By The Portland Egotist / /
In writing this, I’m making an assumption. I’m assuming you’ve felt your brains slosh around like a Shake Weight while sitting across from The Developers, struggling to comprehend exactly how they’re going to turn that million-dollar campaign concept into a coder’s paradise. They’re walking you though some cross-platform Ruby on Rails fantasy; you’re picturing a Dorothy look-alike blowing lines as she treks across Oz; things are mostly lost in translation but c’est la vie. That’s the internet for ya.
If that assumption is a fair one, I’ll also assume you’ve experienced the frustration of trying to dig out of a development situation gone south. The deadlines missed; the bugs unsquashed; the communication barriers that actually got in the way of something turning out the way you promised a client it would. The nasty frustration of not knowing if you asked for something impossible, or were delivered something half-baked.
This lack of common tongue doesn’t just lead to verbal black holes, it’s also a common culprit behind bad executions of good digital concepts. The first time I experienced this, I was working with two contracted developers that quite smugly reveled in the binary secrets guarding their lifestyle from my deadlines. The navigation was clunky. The type hung in unbalanced text boxes ripped out of some beta version of Myspace. And PS: “we generally work between 11pm and 4am.” I wanted to fucking kill them. And I wanted to kill myself for not having the basic coding knowledge it would take to fairly call bullshit.

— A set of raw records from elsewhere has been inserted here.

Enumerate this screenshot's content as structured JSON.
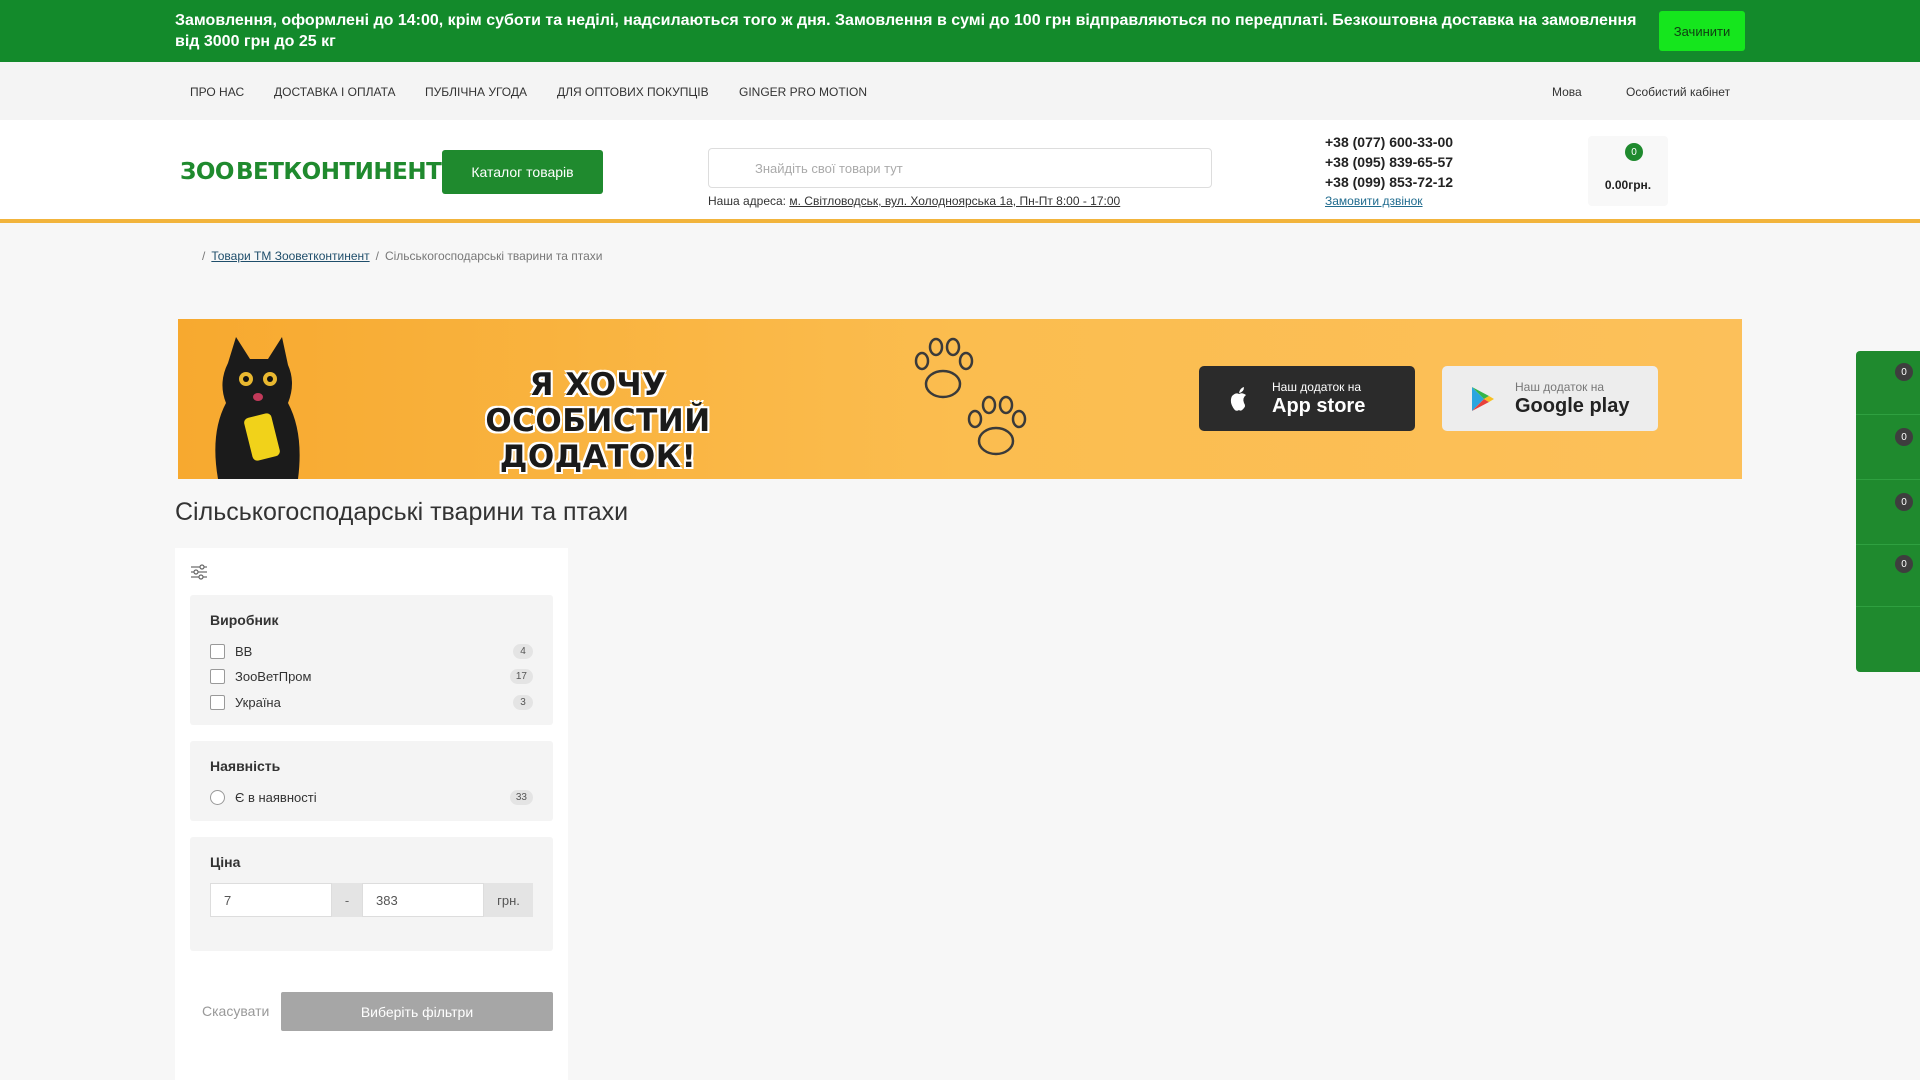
{
  "notice": {
    "text": "Замовлення, оформлені до 14:00, крім суботи та неділі, надсилаються того ж дня. Замовлення в сумі до 100 грн відправляються по передплаті. Безкоштовна доставка на замовлення від 3000 грн до 25 кг",
    "close_label": "Зачинити"
  },
  "topnav": {
    "links": [
      "ПРО НАС",
      "ДОСТАВКА І ОПЛАТА",
      "ПУБЛІЧНА УГОДА",
      "ДЛЯ ОПТОВИХ ПОКУПЦІВ",
      "GINGER PRO MOTION"
    ],
    "language": "Мова",
    "account": "Особистий кабінет"
  },
  "header": {
    "logo_text_left": "ЗОО",
    "logo_text_right": "ВЕТКОНТИНЕНТ",
    "catalog_label": "Каталог товарів",
    "search_placeholder": "Знайдіть свої товари тут",
    "address_label": "Наша адреса:",
    "address_value": "м. Світловодськ, вул. Холодноярська 1а, Пн-Пт 8:00 - 17:00",
    "phones": [
      "+38 (077) 600-33-00",
      "+38 (095) 839-65-57",
      "+38 (099) 853-72-12"
    ],
    "callback_label": "Замовити дзвінок",
    "cart_count": "0",
    "cart_total": "0.00грн."
  },
  "breadcrumb": {
    "link": "Товари ТМ Зооветконтинент",
    "current": "Сільськогосподарські тварини та птахи"
  },
  "banner": {
    "title": "Я ХОЧУ ОСОБИСТИЙ ДОДАТОК!",
    "app_store_small": "Наш додаток на",
    "app_store_big": "App store",
    "google_play_small": "Наш додаток на",
    "google_play_big": "Google play"
  },
  "page_title": "Сільськогосподарські тварини та птахи",
  "filters": {
    "manufacturer": {
      "title": "Виробник",
      "options": [
        {
          "label": "ВВ",
          "count": "4"
        },
        {
          "label": "ЗооВетПром",
          "count": "17"
        },
        {
          "label": "Україна",
          "count": "3"
        }
      ]
    },
    "availability": {
      "title": "Наявність",
      "options": [
        {
          "label": "Є в наявності",
          "count": "33"
        }
      ]
    },
    "price": {
      "title": "Ціна",
      "min": "7",
      "max": "383",
      "dash": "-",
      "unit": "грн."
    },
    "cancel_label": "Скасувати",
    "apply_label": "Виберіть фільтри"
  },
  "side_panel": {
    "badges": [
      "0",
      "0",
      "0",
      "0"
    ]
  },
  "colors": {
    "brand_green": "#1f8a2e",
    "notice_green": "#138a2b",
    "accent_orange": "#f2b43c"
  }
}
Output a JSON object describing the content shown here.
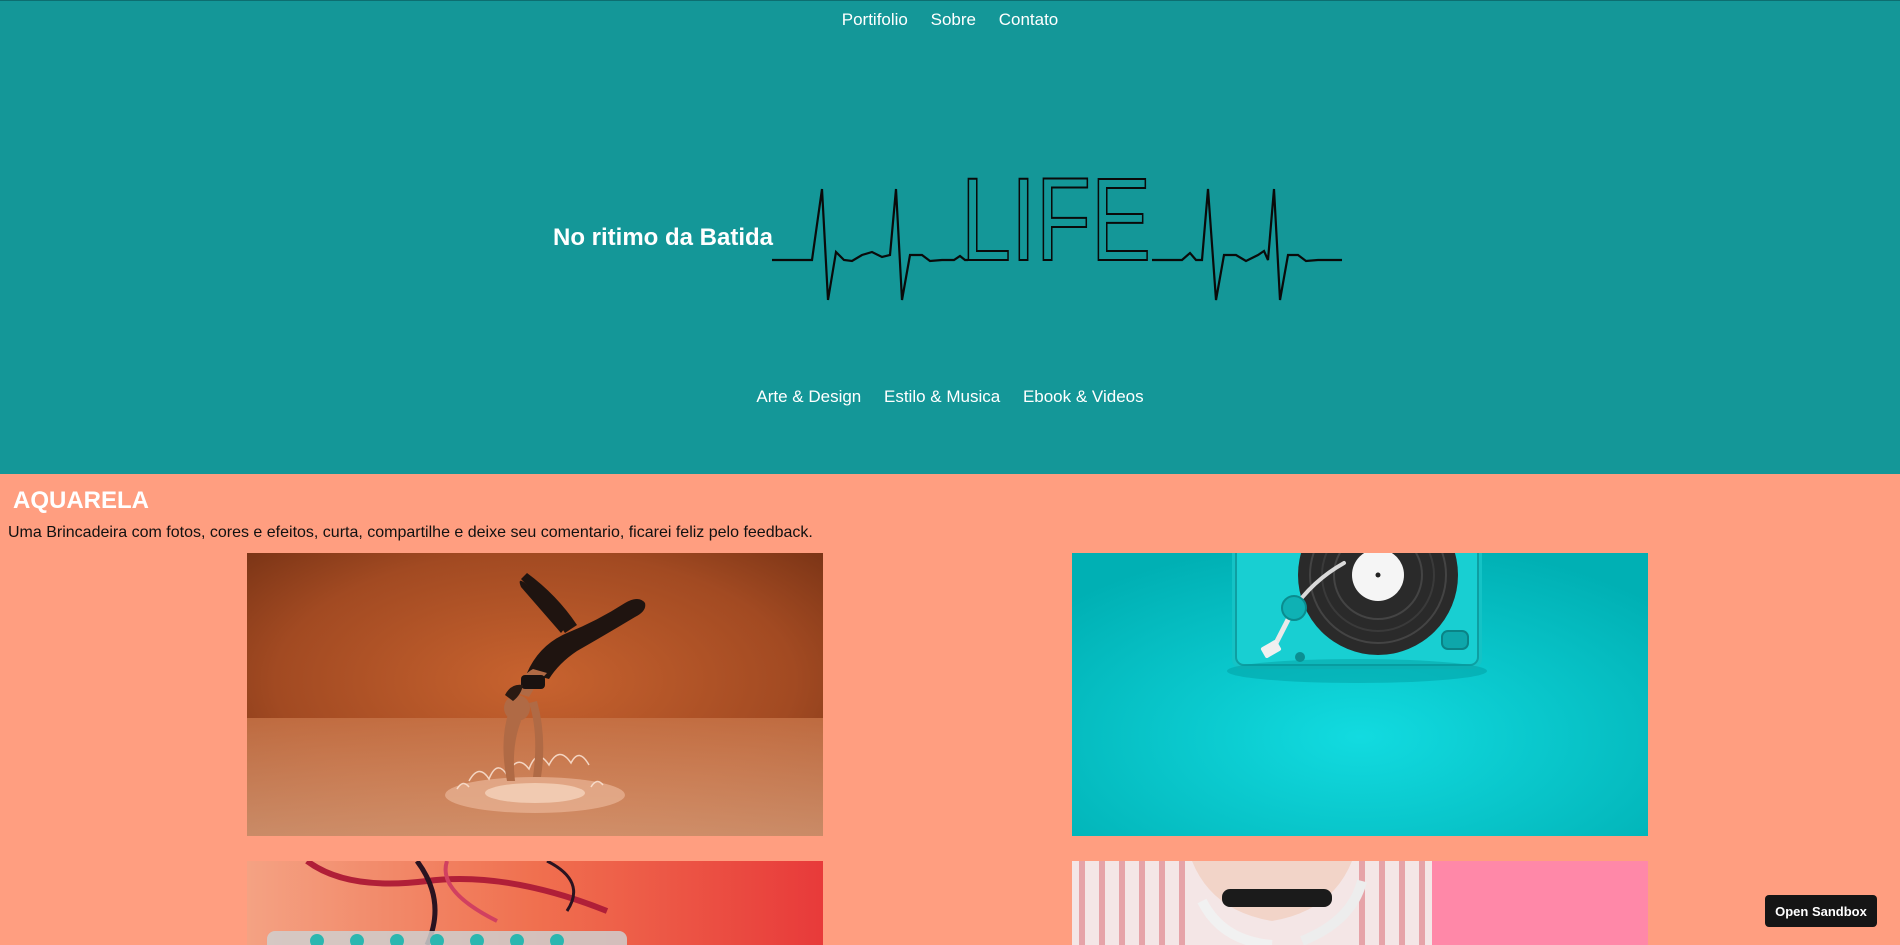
{
  "top_nav": {
    "items": [
      {
        "label": "Portifolio"
      },
      {
        "label": "Sobre"
      },
      {
        "label": "Contato"
      }
    ]
  },
  "hero": {
    "tagline": "No ritimo da Batida",
    "logo_text": "LIFE",
    "background_color": "#149798"
  },
  "sub_nav": {
    "items": [
      {
        "label": "Arte & Design"
      },
      {
        "label": "Estilo & Musica"
      },
      {
        "label": "Ebook & Videos"
      }
    ]
  },
  "section": {
    "title": "AQUARELA",
    "description": "Uma Brincadeira com fotos, cores e efeitos, curta, compartilhe e deixe seu comentario, ficarei feliz pelo feedback.",
    "background_color": "#ff9e80"
  },
  "gallery": {
    "photos": [
      {
        "subject": "handstand-dancer-water-splash"
      },
      {
        "subject": "turntable-on-teal"
      },
      {
        "subject": "cassette-tape-on-red"
      },
      {
        "subject": "person-with-headphones-on-pink"
      }
    ]
  },
  "sandbox_button": {
    "label": "Open Sandbox"
  }
}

That, mind you, was before marketing campaigns could just as easily stretch into the mobile web as the traditional one, and right around the same time when the social web was still narrowing clients’ eyebrows (in the what is this crap kind of way). And while building truly awesome technology required just as much expertise back then, you could argue that it didn’t require such diverse expertise. Today, we’re not only required to speak the language of web developers, we need to communicate with mobile developers, HTML5 developers, Ruby developers, the geeks in the CGI department – the list goes on. Yep, we’re living in a dork’s oyster, and when it’s your responsibility to manage the execution of projects that rely on developers’ skill sets, speaking their language(s) is about 80% of the job, with another 20% going to knowing how to hire the right crew in the first place.
But I think the job’s about to get easier, and here’s why: Those ponytailed, Warcraft-loving, communication-challenged developers are starting to fade out, and they’re being replaced by a new breed. These newbies keep fairly normal working hours and are even more obsessive about the quality of their work. A handful of them are even graphic designers and coders, and really good at both. Most pleasantly, they speak English – very well.

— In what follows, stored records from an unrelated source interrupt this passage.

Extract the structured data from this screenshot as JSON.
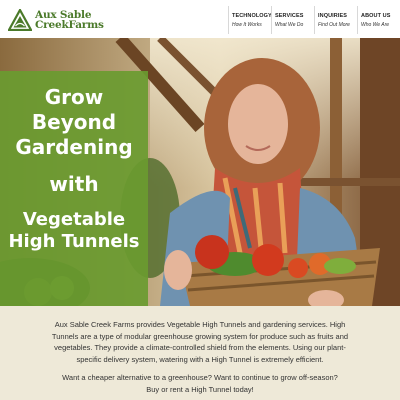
{
  "brand": {
    "line1": "Aux Sable",
    "line2": "CreekFarms"
  },
  "nav": [
    {
      "title": "TECHNOLOGY",
      "sub": "How It Works"
    },
    {
      "title": "SERVICES",
      "sub": "What We Do"
    },
    {
      "title": "INQUIRIES",
      "sub": "Find Out More"
    },
    {
      "title": "ABOUT US",
      "sub": "Who We Are"
    }
  ],
  "hero": {
    "line1": "Grow",
    "line2": "Beyond",
    "line3": "Gardening",
    "line_with": "with",
    "line4": "Vegetable",
    "line5": "High Tunnels"
  },
  "content": {
    "paragraph1": "Aux Sable Creek Farms provides Vegetable High Tunnels and gardening services. High Tunnels are a type of modular greenhouse growing system for produce such as fruits and vegetables. They provide a climate-controlled shield from the elements. Using our plant-specific delivery system, watering with a High Tunnel is extremely efficient.",
    "paragraph2": "Want a cheaper alternative to a greenhouse? Want to continue to grow off-season? Buy or rent a High Tunnel today!"
  },
  "colors": {
    "brand_green": "#4b7a2a",
    "hero_box": "#6a9b30",
    "content_bg": "#eee9d8"
  }
}
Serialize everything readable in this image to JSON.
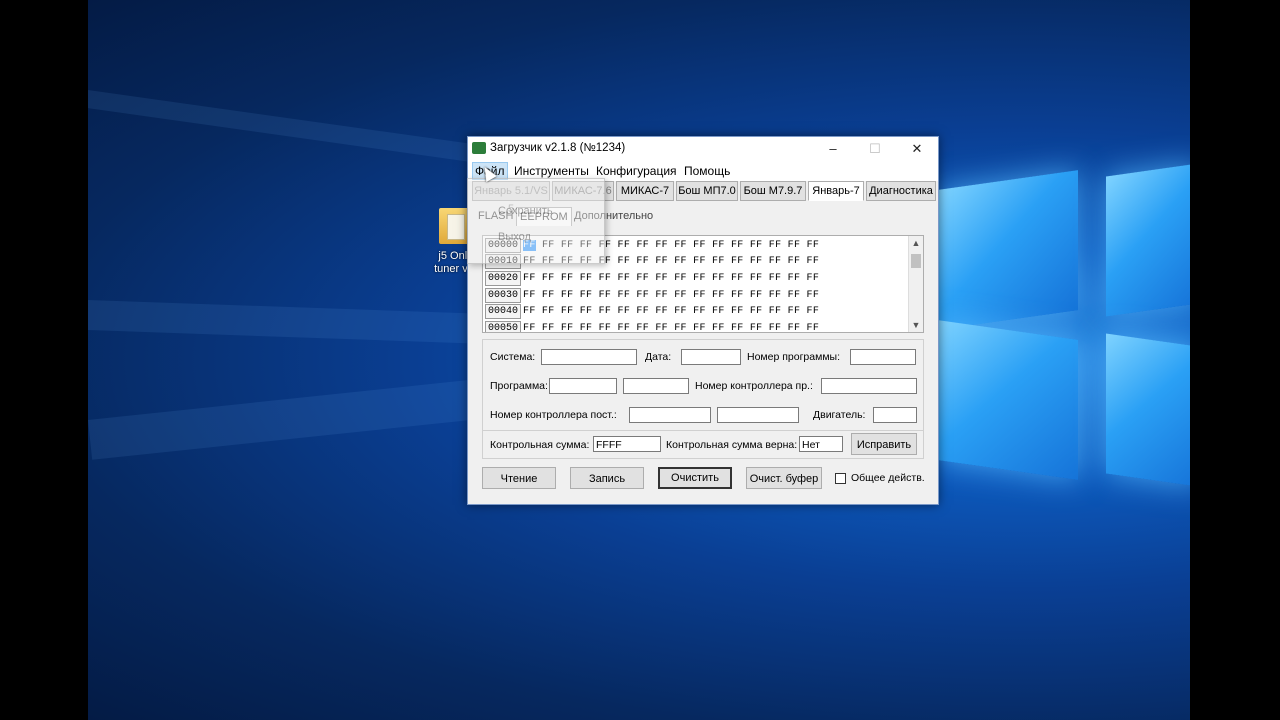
{
  "desktop": {
    "icon_label_line1": "j5 Onli",
    "icon_label_line2": "tuner v1"
  },
  "window": {
    "title": "Загрузчик v2.1.8 (№1234)",
    "buttons": {
      "minimize": "–",
      "maximize": "☐",
      "close": "✕"
    }
  },
  "menu": [
    "Файл",
    "Инструменты",
    "Конфигурация",
    "Помощь"
  ],
  "file_menu_items": [
    "Сохранить",
    "Выход"
  ],
  "ecu_tabs": [
    "Январь 5.1/VS 5",
    "МИКАС-7.6",
    "МИКАС-7",
    "Бош МП7.0",
    "Бош М7.9.7",
    "Январь-7",
    "Диагностика"
  ],
  "selected_ecu_tab": "Январь-7",
  "sub_tabs": [
    "FLASH",
    "EEPROM",
    "Дополнительно"
  ],
  "hex": {
    "rows": [
      {
        "addr": "00000",
        "first": "FF",
        "data": "FF FF FF FF FF FF FF FF FF FF FF FF FF FF FF"
      },
      {
        "addr": "00010",
        "first": "",
        "data": "FF FF FF FF FF FF FF FF FF FF FF FF FF FF FF FF"
      },
      {
        "addr": "00020",
        "first": "",
        "data": "FF FF FF FF FF FF FF FF FF FF FF FF FF FF FF FF"
      },
      {
        "addr": "00030",
        "first": "",
        "data": "FF FF FF FF FF FF FF FF FF FF FF FF FF FF FF FF"
      },
      {
        "addr": "00040",
        "first": "",
        "data": "FF FF FF FF FF FF FF FF FF FF FF FF FF FF FF FF"
      },
      {
        "addr": "00050",
        "first": "",
        "data": "FF FF FF FF FF FF FF FF FF FF FF FF FF FF FF FF"
      }
    ]
  },
  "info": {
    "system_label": "Система:",
    "date_label": "Дата:",
    "program_number_label": "Номер программы:",
    "program_label": "Программа:",
    "controller_number_label": "Номер контроллера пр.:",
    "controller_post_label": "Номер контроллера пост.:",
    "engine_label": "Двигатель:",
    "checksum_label": "Контрольная сумма:",
    "checksum_value": "FFFF",
    "checksum_ok_label": "Контрольная сумма верна:",
    "checksum_ok_value": "Нет",
    "fix_button": "Исправить"
  },
  "actions": {
    "read": "Чтение",
    "write": "Запись",
    "clear": "Очистить",
    "clear_buffer": "Очист. буфер",
    "common_action_label": "Общее действ."
  }
}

This transition doesn’t just mean that translating concepts into code is going to get easier for Advertising people, but also that the very line between geeks and everyday humans is getting blurry. Sounds promising, yeah? But here’s the tradeoff: This shiny league of nerd nouveau – they’re hipsters, goddammit.

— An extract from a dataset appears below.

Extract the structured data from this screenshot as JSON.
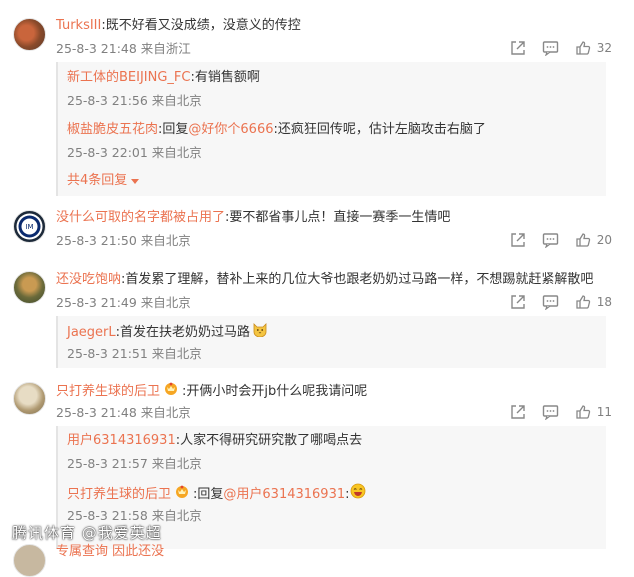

The reason for this shift is obvious enough: most grownups are intimidated by the internet; hipsters think they invented it (alternate answer: I hear geek badges are suddenly helping dudes get laid). But before you lose your lunch, let’s cover the perks of this trade-off with some disgustingly swooping generalizations:
• Unlike yesterday’s developers – who often have lush histories with a handful of outdated coding languages – Hipsters are hyper-sensitive to “emerging shit.” Thanks to this snootery, your website will never be built on a rusty coding language that no other developer will want to touch.
• Hipsters are more likely to bring some design sensibility to the table, which can translate into a better user interface and experience for your client’s customers.
• Hipsters are automatically qualified to give you legit feedback on applications involving social or mobile functionalities, because inside of each of them is a Social Media Expert (PS: Don’t use that term around them, they’ll walk out).
• Not being of the underworld, they are accustomed to real-life situations like deadlines, punctuality and daytime meetings over Skype.
• Formerly, Developers were difficult to find, typically requiring heavy Google-ing, a flashlight and some Cheetos. Hipsters, on the other hand, can be found in most coffee shops and are multiplying like rabbits.
In other words, this transition marks the beginning of a very good thing. So when you tell one of these next-gen developers what language your client’s website is built on – only to watch their eyeballs roll behind a pair of eyeglass frames they probably found in a dumpster (Drupal, really?) – hang in there. A little condescension beats a lack of communication any day, at least in the ad world.